The IRS allows an exclusion from capital gains tax for taxpayers who sell their primary residences. The exemption is allowed up to a certain amount of gain, based on the filing status of the taxpayer(s). To claim the exclusion, you must report the transaction on IRS Schedule D and attach the form to your 1040 income tax return. The amount of sale proceeds you must claim is reported to you on Form 1099-S. The title company that processed the sale must mail the form to you by the end of January.
The amount you may exclude from capital gains tax on the sale is $250,000 when your filing status is single, head of household or married filing separately. If your filing status is married filing jointly, you may exclude $500,000 from your capital gains. To determine your potential gain, subtract the sales price from your purchase price. If the result is negative, you have a loss on the sale and do not owe capital gains tax. If the result is positive, apply the exclusion amount. If your sales proceeds exceed the exclusion amount, you must pay capital gains tax on the difference.
Time in Home
To qualify for the exemption, you must have lived in the home as your primary residence for at least two of the last five years before the sale. To meet this test, the years do not have to be consecutive. For example, you may live in the house for one year, rent the house for the next three and live in the house again during the last year of the five year test. You may be exempt from meeting this test if you sold for specific reasons that were beyond your control. Examples of these circumstances include health, death, divorce or natural disaster occurrences. You may also be eligible if the sale is due to job relocation and your new job is at least 50 miles away from your old job.

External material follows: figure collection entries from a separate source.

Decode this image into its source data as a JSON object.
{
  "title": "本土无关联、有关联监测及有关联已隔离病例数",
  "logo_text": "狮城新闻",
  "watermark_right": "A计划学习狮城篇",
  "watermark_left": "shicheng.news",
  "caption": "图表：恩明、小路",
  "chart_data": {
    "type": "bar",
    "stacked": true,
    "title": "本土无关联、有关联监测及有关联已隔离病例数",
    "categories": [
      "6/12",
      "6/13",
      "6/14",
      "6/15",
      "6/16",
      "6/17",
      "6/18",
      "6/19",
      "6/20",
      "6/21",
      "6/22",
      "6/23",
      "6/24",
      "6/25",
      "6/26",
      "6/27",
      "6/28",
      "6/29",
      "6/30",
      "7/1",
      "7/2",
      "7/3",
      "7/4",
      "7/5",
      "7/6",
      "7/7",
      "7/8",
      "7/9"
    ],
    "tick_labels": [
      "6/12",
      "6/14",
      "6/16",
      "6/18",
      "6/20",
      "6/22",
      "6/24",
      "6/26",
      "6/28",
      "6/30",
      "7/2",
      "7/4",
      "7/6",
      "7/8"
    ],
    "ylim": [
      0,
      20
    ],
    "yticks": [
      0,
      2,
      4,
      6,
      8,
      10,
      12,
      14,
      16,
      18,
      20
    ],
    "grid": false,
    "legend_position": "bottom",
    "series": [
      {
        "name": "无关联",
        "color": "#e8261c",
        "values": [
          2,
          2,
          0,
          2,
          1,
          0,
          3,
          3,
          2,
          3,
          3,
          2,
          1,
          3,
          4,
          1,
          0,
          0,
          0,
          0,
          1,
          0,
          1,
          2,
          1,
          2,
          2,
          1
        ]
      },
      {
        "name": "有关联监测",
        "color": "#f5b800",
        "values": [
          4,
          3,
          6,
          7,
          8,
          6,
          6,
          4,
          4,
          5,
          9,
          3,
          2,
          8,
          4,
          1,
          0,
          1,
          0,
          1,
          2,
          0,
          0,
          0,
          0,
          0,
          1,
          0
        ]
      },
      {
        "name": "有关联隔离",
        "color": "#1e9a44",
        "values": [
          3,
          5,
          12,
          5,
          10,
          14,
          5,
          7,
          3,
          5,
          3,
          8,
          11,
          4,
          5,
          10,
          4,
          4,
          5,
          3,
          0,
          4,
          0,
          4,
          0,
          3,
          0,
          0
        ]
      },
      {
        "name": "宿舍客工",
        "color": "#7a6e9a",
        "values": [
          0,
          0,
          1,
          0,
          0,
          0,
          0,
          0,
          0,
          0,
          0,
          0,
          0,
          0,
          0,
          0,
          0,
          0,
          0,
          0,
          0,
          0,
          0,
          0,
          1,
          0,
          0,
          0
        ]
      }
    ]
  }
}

If you own more than one home that you sold during the year, you may only claim the exemption for one sale. You must meet certain tests to determine primary residency rules in tax years where multiple sales are reported. In addition to the time in home rule, you may have to establish residency by providing additional information to the IRS, if requested. Examples of items the IRS may ask for include a driver's license showing your address, the address of your job, bank account locations and copies of regular expense statements that show your billing address.
Unmarried Joint Owners
If you own the home with someone who is not your spouse, each owner is eligible to claim the $250,000 exclusion when all other tests are met. This scenario may occur when any two unmarried people co-own the home and use it as their primary residence, such as a boyfriend and girlfriend, parent and child or domestic partnership couple.